Host nation Angola had hoped the tournament would showcase how well it had recovered from decades of civil war.
“The response from the (police) escort meant the damage was limited and there are now nine injured people in hospital,” Winny Dogbatse, a senior Togo official told Reuters TV.
Togo midfielder Thomas Dossevi told French radio how he and his teammates cowered on board the bus during the attack.
“We had crossed the border about five minutes before and the bus was fired on for a good quarter of an hour. We protected ourselves as best we could,” he told France Info.
Dossevi was quoted on French daily LEquipes Web site (www.lequipe.fr) as saying he no longer felt like playing in the tournament. “We have not yet been thinking about possible moves but it is true that nobody wants to play,” he said.
Antonio Bento Bembe, the Angolan minister in charge of affairs in Cabinda, an oil producing region that has in the past been targeted by FLEC, said: “This was an act of terrorism.”
In a statement published on state-owned news agency Angop, the Angolan government said: “The FLEC group that carried out this terrorist action came from the Republic of Congo and that is where it returned to after completing this action.”
Cabinda is a small enclave separated from the rest of Angola by a strip of land belonging to the Democratic Republic of Congo.

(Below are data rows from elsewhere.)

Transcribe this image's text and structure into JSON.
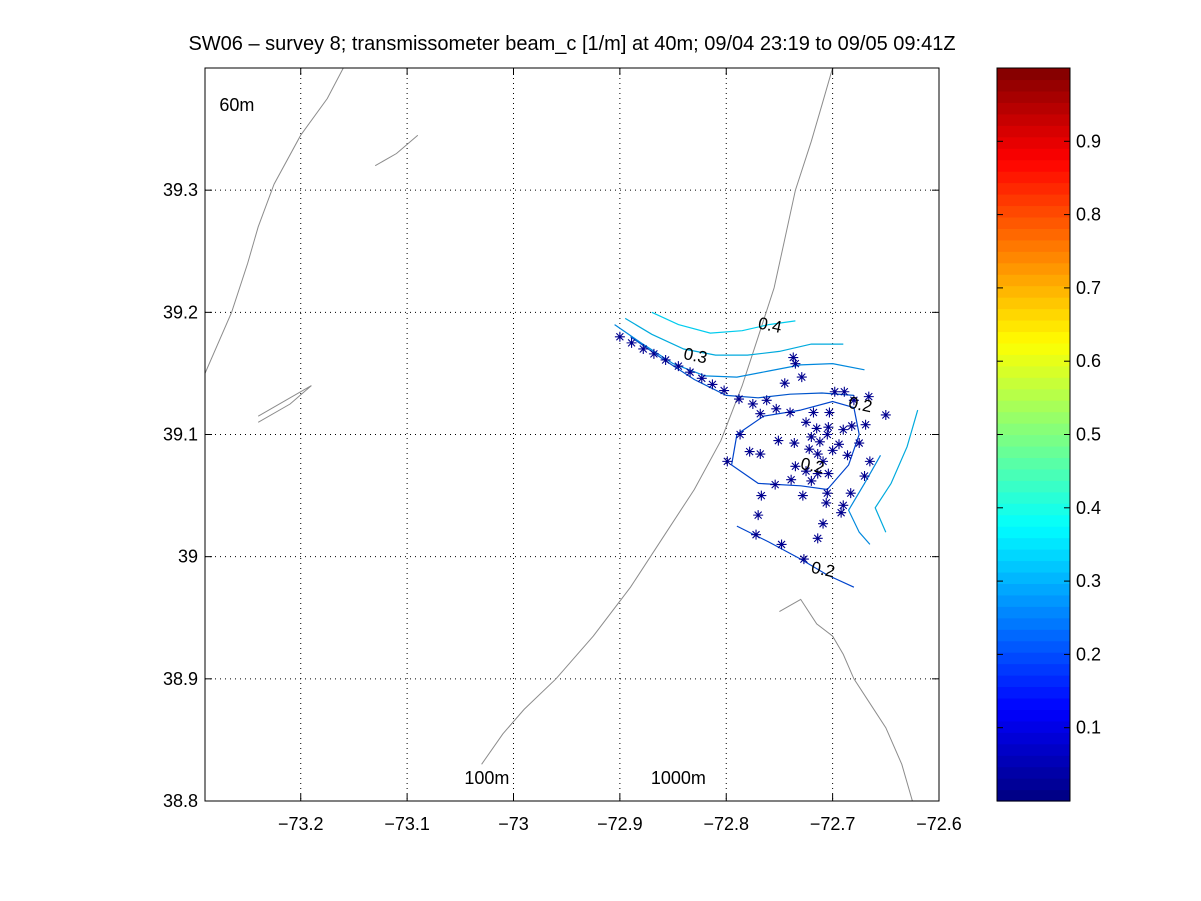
{
  "chart_data": {
    "type": "contour",
    "title": "SW06 – survey 8; transmissometer beam_c [1/m] at 40m; 09/04 23:19 to 09/05 09:41Z",
    "xlabel": "",
    "ylabel": "",
    "xlim": [
      -73.29,
      -72.6
    ],
    "ylim": [
      38.8,
      39.4
    ],
    "grid": true,
    "x_ticks": [
      -73.2,
      -73.1,
      -73,
      -72.9,
      -72.8,
      -72.7,
      -72.6
    ],
    "x_tick_labels": [
      "−73.2",
      "−73.1",
      "−73",
      "−72.9",
      "−72.8",
      "−72.7",
      "−72.6"
    ],
    "y_ticks": [
      38.8,
      38.9,
      39,
      39.1,
      39.2,
      39.3
    ],
    "y_tick_labels": [
      "38.8",
      "38.9",
      "39",
      "39.1",
      "39.2",
      "39.3"
    ],
    "colorbar": {
      "colormap": "jet",
      "range": [
        0,
        1
      ],
      "ticks": [
        0.1,
        0.2,
        0.3,
        0.4,
        0.5,
        0.6,
        0.7,
        0.8,
        0.9
      ],
      "tick_labels": [
        "0.1",
        "0.2",
        "0.3",
        "0.4",
        "0.5",
        "0.6",
        "0.7",
        "0.8",
        "0.9"
      ]
    },
    "isobath_labels": [
      {
        "text": "60m",
        "x": -73.26,
        "y": 39.365
      },
      {
        "text": "100m",
        "x": -73.025,
        "y": 38.814
      },
      {
        "text": "1000m",
        "x": -72.845,
        "y": 38.814
      }
    ],
    "isobaths": [
      {
        "name": "60m",
        "points": [
          [
            -73.29,
            39.15
          ],
          [
            -73.265,
            39.2
          ],
          [
            -73.25,
            39.24
          ],
          [
            -73.24,
            39.27
          ],
          [
            -73.225,
            39.305
          ],
          [
            -73.2,
            39.345
          ],
          [
            -73.175,
            39.375
          ],
          [
            -73.16,
            39.4
          ]
        ]
      },
      {
        "name": "shelf-shoal",
        "points": [
          [
            -73.24,
            39.11
          ],
          [
            -73.21,
            39.125
          ],
          [
            -73.19,
            39.14
          ],
          [
            -73.21,
            39.13
          ],
          [
            -73.24,
            39.115
          ]
        ]
      },
      {
        "name": "shelf-shoal-2",
        "points": [
          [
            -73.13,
            39.32
          ],
          [
            -73.11,
            39.33
          ],
          [
            -73.09,
            39.345
          ]
        ]
      },
      {
        "name": "100m",
        "points": [
          [
            -73.03,
            38.83
          ],
          [
            -73.01,
            38.855
          ],
          [
            -72.99,
            38.875
          ],
          [
            -72.96,
            38.9
          ],
          [
            -72.925,
            38.935
          ],
          [
            -72.89,
            38.975
          ],
          [
            -72.86,
            39.015
          ],
          [
            -72.83,
            39.055
          ],
          [
            -72.805,
            39.095
          ],
          [
            -72.785,
            39.14
          ],
          [
            -72.77,
            39.18
          ],
          [
            -72.755,
            39.22
          ],
          [
            -72.745,
            39.26
          ],
          [
            -72.735,
            39.3
          ],
          [
            -72.72,
            39.34
          ],
          [
            -72.71,
            39.37
          ],
          [
            -72.7,
            39.4
          ]
        ]
      },
      {
        "name": "1000m",
        "points": [
          [
            -72.75,
            38.955
          ],
          [
            -72.73,
            38.965
          ],
          [
            -72.715,
            38.945
          ],
          [
            -72.7,
            38.935
          ],
          [
            -72.69,
            38.92
          ],
          [
            -72.68,
            38.9
          ],
          [
            -72.665,
            38.88
          ],
          [
            -72.65,
            38.86
          ],
          [
            -72.635,
            38.83
          ],
          [
            -72.625,
            38.8
          ]
        ]
      }
    ],
    "contours": [
      {
        "level": 0.4,
        "color": "#00ccee",
        "points": [
          [
            -72.87,
            39.2
          ],
          [
            -72.845,
            39.19
          ],
          [
            -72.815,
            39.183
          ],
          [
            -72.785,
            39.185
          ],
          [
            -72.76,
            39.19
          ],
          [
            -72.735,
            39.193
          ]
        ]
      },
      {
        "level": 0.35,
        "color": "#00aadd",
        "points": [
          [
            -72.895,
            39.195
          ],
          [
            -72.87,
            39.182
          ],
          [
            -72.84,
            39.17
          ],
          [
            -72.81,
            39.165
          ],
          [
            -72.78,
            39.165
          ],
          [
            -72.75,
            39.168
          ],
          [
            -72.72,
            39.174
          ],
          [
            -72.69,
            39.174
          ]
        ]
      },
      {
        "level": 0.3,
        "color": "#0088dd",
        "points": [
          [
            -72.905,
            39.19
          ],
          [
            -72.88,
            39.175
          ],
          [
            -72.85,
            39.158
          ],
          [
            -72.82,
            39.148
          ],
          [
            -72.79,
            39.147
          ],
          [
            -72.76,
            39.152
          ],
          [
            -72.73,
            39.157
          ],
          [
            -72.7,
            39.158
          ],
          [
            -72.67,
            39.153
          ]
        ]
      },
      {
        "level": 0.25,
        "color": "#0055cc",
        "points": [
          [
            -72.89,
            39.18
          ],
          [
            -72.86,
            39.162
          ],
          [
            -72.83,
            39.145
          ],
          [
            -72.8,
            39.132
          ],
          [
            -72.77,
            39.13
          ],
          [
            -72.74,
            39.133
          ],
          [
            -72.71,
            39.134
          ],
          [
            -72.68,
            39.132
          ]
        ]
      },
      {
        "level": 0.2,
        "color": "#0044cc",
        "points": [
          [
            -72.73,
            39.12
          ],
          [
            -72.7,
            39.127
          ],
          [
            -72.68,
            39.122
          ],
          [
            -72.675,
            39.1
          ],
          [
            -72.685,
            39.075
          ],
          [
            -72.705,
            39.055
          ],
          [
            -72.73,
            39.058
          ],
          [
            -72.77,
            39.06
          ],
          [
            -72.795,
            39.075
          ],
          [
            -72.79,
            39.1
          ],
          [
            -72.765,
            39.115
          ],
          [
            -72.73,
            39.12
          ]
        ]
      },
      {
        "level": 0.2,
        "color": "#0044cc",
        "points": [
          [
            -72.79,
            39.025
          ],
          [
            -72.76,
            39.012
          ],
          [
            -72.73,
            38.998
          ],
          [
            -72.705,
            38.985
          ],
          [
            -72.68,
            38.975
          ]
        ]
      },
      {
        "level": 0.25,
        "color": "#0088dd",
        "points": [
          [
            -72.655,
            39.083
          ],
          [
            -72.67,
            39.06
          ],
          [
            -72.685,
            39.038
          ],
          [
            -72.675,
            39.02
          ],
          [
            -72.665,
            39.01
          ]
        ]
      },
      {
        "level": 0.3,
        "color": "#00aadd",
        "points": [
          [
            -72.62,
            39.12
          ],
          [
            -72.63,
            39.09
          ],
          [
            -72.645,
            39.06
          ],
          [
            -72.66,
            39.04
          ],
          [
            -72.65,
            39.02
          ]
        ]
      }
    ],
    "contour_labels": [
      {
        "text": "0.4",
        "x": -72.76,
        "y": 39.185
      },
      {
        "text": "0.3",
        "x": -72.83,
        "y": 39.16
      },
      {
        "text": "0.2",
        "x": -72.675,
        "y": 39.12
      },
      {
        "text": "0.2",
        "x": -72.72,
        "y": 39.07
      },
      {
        "text": "0.2",
        "x": -72.71,
        "y": 38.985
      }
    ],
    "stations": [
      [
        -72.9,
        39.18
      ],
      [
        -72.889,
        39.175
      ],
      [
        -72.878,
        39.17
      ],
      [
        -72.868,
        39.166
      ],
      [
        -72.857,
        39.161
      ],
      [
        -72.845,
        39.156
      ],
      [
        -72.834,
        39.151
      ],
      [
        -72.823,
        39.146
      ],
      [
        -72.813,
        39.141
      ],
      [
        -72.802,
        39.136
      ],
      [
        -72.788,
        39.129
      ],
      [
        -72.775,
        39.125
      ],
      [
        -72.737,
        39.163
      ],
      [
        -72.735,
        39.158
      ],
      [
        -72.729,
        39.147
      ],
      [
        -72.745,
        39.142
      ],
      [
        -72.762,
        39.128
      ],
      [
        -72.768,
        39.117
      ],
      [
        -72.753,
        39.121
      ],
      [
        -72.74,
        39.118
      ],
      [
        -72.698,
        39.135
      ],
      [
        -72.689,
        39.135
      ],
      [
        -72.666,
        39.131
      ],
      [
        -72.703,
        39.118
      ],
      [
        -72.68,
        39.128
      ],
      [
        -72.65,
        39.116
      ],
      [
        -72.718,
        39.118
      ],
      [
        -72.725,
        39.11
      ],
      [
        -72.715,
        39.105
      ],
      [
        -72.705,
        39.1
      ],
      [
        -72.712,
        39.094
      ],
      [
        -72.72,
        39.098
      ],
      [
        -72.736,
        39.093
      ],
      [
        -72.751,
        39.095
      ],
      [
        -72.787,
        39.1
      ],
      [
        -72.768,
        39.084
      ],
      [
        -72.778,
        39.086
      ],
      [
        -72.704,
        39.106
      ],
      [
        -72.682,
        39.107
      ],
      [
        -72.669,
        39.108
      ],
      [
        -72.69,
        39.104
      ],
      [
        -72.709,
        39.078
      ],
      [
        -72.725,
        39.07
      ],
      [
        -72.735,
        39.074
      ],
      [
        -72.754,
        39.059
      ],
      [
        -72.767,
        39.05
      ],
      [
        -72.7,
        39.087
      ],
      [
        -72.694,
        39.092
      ],
      [
        -72.714,
        39.084
      ],
      [
        -72.722,
        39.088
      ],
      [
        -72.714,
        39.068
      ],
      [
        -72.72,
        39.062
      ],
      [
        -72.739,
        39.063
      ],
      [
        -72.704,
        39.068
      ],
      [
        -72.686,
        39.083
      ],
      [
        -72.675,
        39.093
      ],
      [
        -72.728,
        39.05
      ],
      [
        -72.705,
        39.052
      ],
      [
        -72.683,
        39.052
      ],
      [
        -72.67,
        39.066
      ],
      [
        -72.665,
        39.078
      ],
      [
        -72.799,
        39.078
      ],
      [
        -72.706,
        39.044
      ],
      [
        -72.69,
        39.042
      ],
      [
        -72.692,
        39.036
      ],
      [
        -72.709,
        39.027
      ],
      [
        -72.77,
        39.034
      ],
      [
        -72.772,
        39.018
      ],
      [
        -72.714,
        39.015
      ],
      [
        -72.748,
        39.01
      ],
      [
        -72.727,
        38.998
      ]
    ]
  }
}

The roots of the conflict between the government and FLEC are deep but one of the main grievances is that Cabindans see few benefits from the oil produced from their land.
The French foreign ministry condemned the attack and called for the perpetrators to be found and brought to justice.
Soccer’s world governing body FIFA offered its “utmost sympathy” to the Togo team after the attack.
Togo were due to play Ghana on Monday, one of six group matches and one quarter-final scheduled to be played there.
Two Togolese who play in the English premiership, Aston Villa midfielder Moustapha Salifou and Adebayor, were unhurt, their teams’ websites said.
Salifou was quoted as saying: “I am okay but extremely shocked and very upset.”
Togo officials confirmed the wounded players were Serge Akakpo, who plays for Romanian first division side Vaslui, and reserve goalkeeper Kodjovi Obilale, who is with French fourth division team Pontivy.
The other casualties were training, medical and administrative staff.